Photograph of a nurse in the process of administering an intramuscular vaccination.
Photograph of a nurse in the process of administering an intramuscular vaccination.
Photo: CDC/Judy Schmidt, 2006

On February 24, 2010, at the Centers for Disease Control and Prevention (CDC), the Advisory Committee on Immunization Practices (ACIP) voted in favor of an expanded recommendation for vaccination during the 2010-2011 influenza season. APIC is a panel of immunization experts that advise CDC on immunization and vaccination issues.
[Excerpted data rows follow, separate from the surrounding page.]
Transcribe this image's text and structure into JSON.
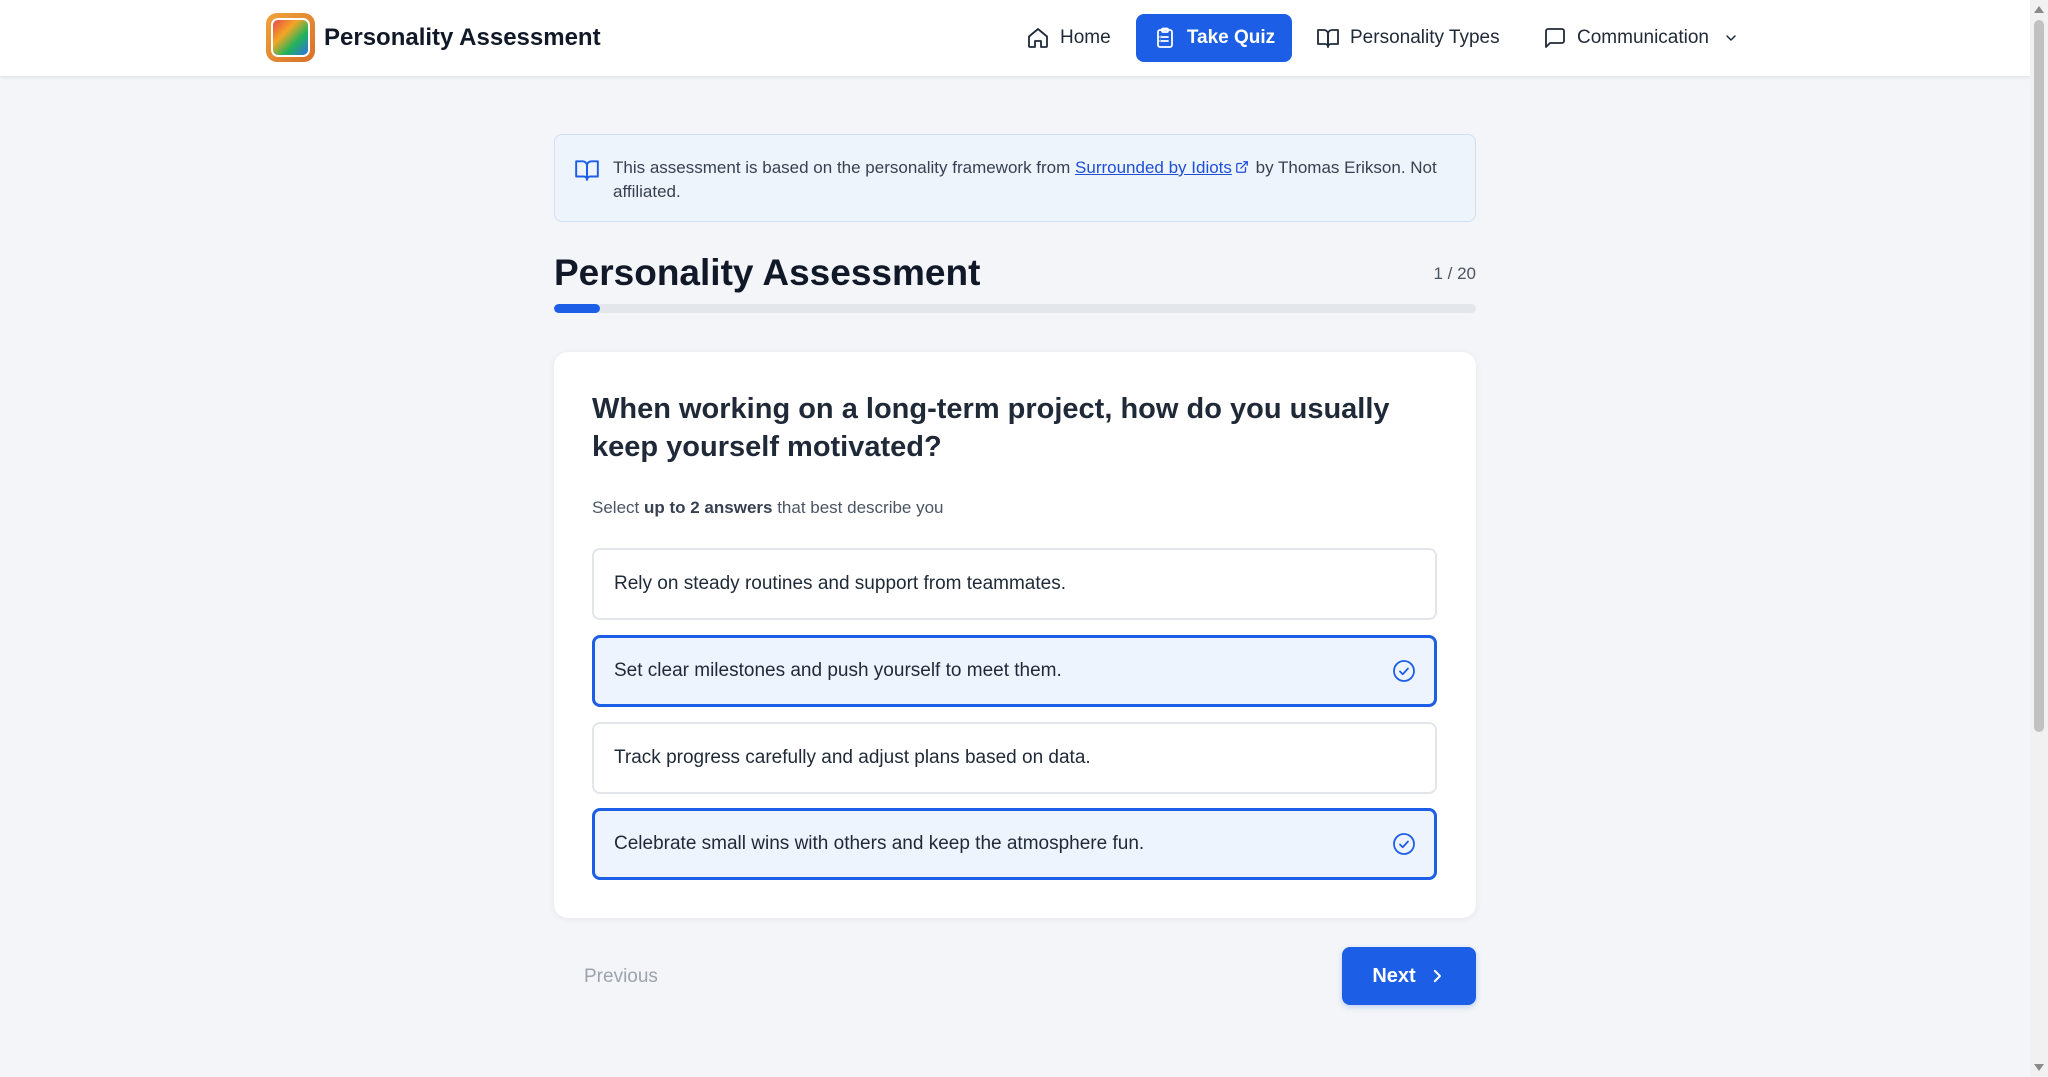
{
  "header": {
    "brand": "Personality Assessment",
    "nav": {
      "home": "Home",
      "take_quiz": "Take Quiz",
      "personality_types": "Personality Types",
      "communication": "Communication"
    }
  },
  "notice": {
    "text_before": "This assessment is based on the personality framework from ",
    "link_text": "Surrounded by Idiots",
    "text_after": " by Thomas Erikson. Not affiliated."
  },
  "quiz": {
    "title": "Personality Assessment",
    "counter": "1 / 20",
    "progress_fraction": 0.05,
    "question": "When working on a long-term project, how do you usually keep yourself motivated?",
    "instruction_before": "Select ",
    "instruction_bold": "up to 2 answers",
    "instruction_after": " that best describe you",
    "options": [
      {
        "label": "Rely on steady routines and support from teammates.",
        "selected": false
      },
      {
        "label": "Set clear milestones and push yourself to meet them.",
        "selected": true
      },
      {
        "label": "Track progress carefully and adjust plans based on data.",
        "selected": false
      },
      {
        "label": "Celebrate small wins with others and keep the atmosphere fun.",
        "selected": true
      }
    ],
    "previous_label": "Previous",
    "next_label": "Next"
  },
  "colors": {
    "accent": "#1d5ee6",
    "selected_bg": "#eef4fd",
    "notice_bg": "#eef4fc"
  }
}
The vote took place in light of recommendations in years past and the lessons learned recently during the first influenza pandemic in four decades.

The expanded recommendation for annual influenza vaccination is to include all individuals aged 6 months and older. Goals of the new recommendation include removing barriers to influenza immunization and emphasizing the importance of preventing influenza across the entire population. Previously, ACIP recommendations have focused on vaccination of higher risk individuals, children 6 months through 18 years of age and close contacts of higher risk individuals.

The panel focused on the value of protecting all individuals 19 to 49 years of age, who have been hit hard by the 2009 H1N1 pandemic virus. It is likely that this particular virus will continue circulating into the next influenza season and beyond. The panel recognized the practical advantage of issuing a single, simple and clear message regarding the importance of influenza vaccination. There are hopes that this simple message will remove obstacles to vaccination and expand the number of individuals protected.

Additionally, data collected over the course of the current 2009 H1N1 pandemic indicates that some individuals do not currently have a specific recommendation for vaccination and may be at a higher risk of serious flu-related complications. Included in this group are those individuals who are obese, as well as post-partum women and individuals belonging to certain racial/ethnic groups.

An annual influenza vaccination is safe and is a preventive measure that can benefit all age groups. While more doses of vaccine will be needed to meet the new recommendations, the panel does not believe this will be an issue. Current projections indicate that there will be more licensed types and brands of seasonal influenza vaccine. Check with your primary care provider, local health department or your pharmacist for availability.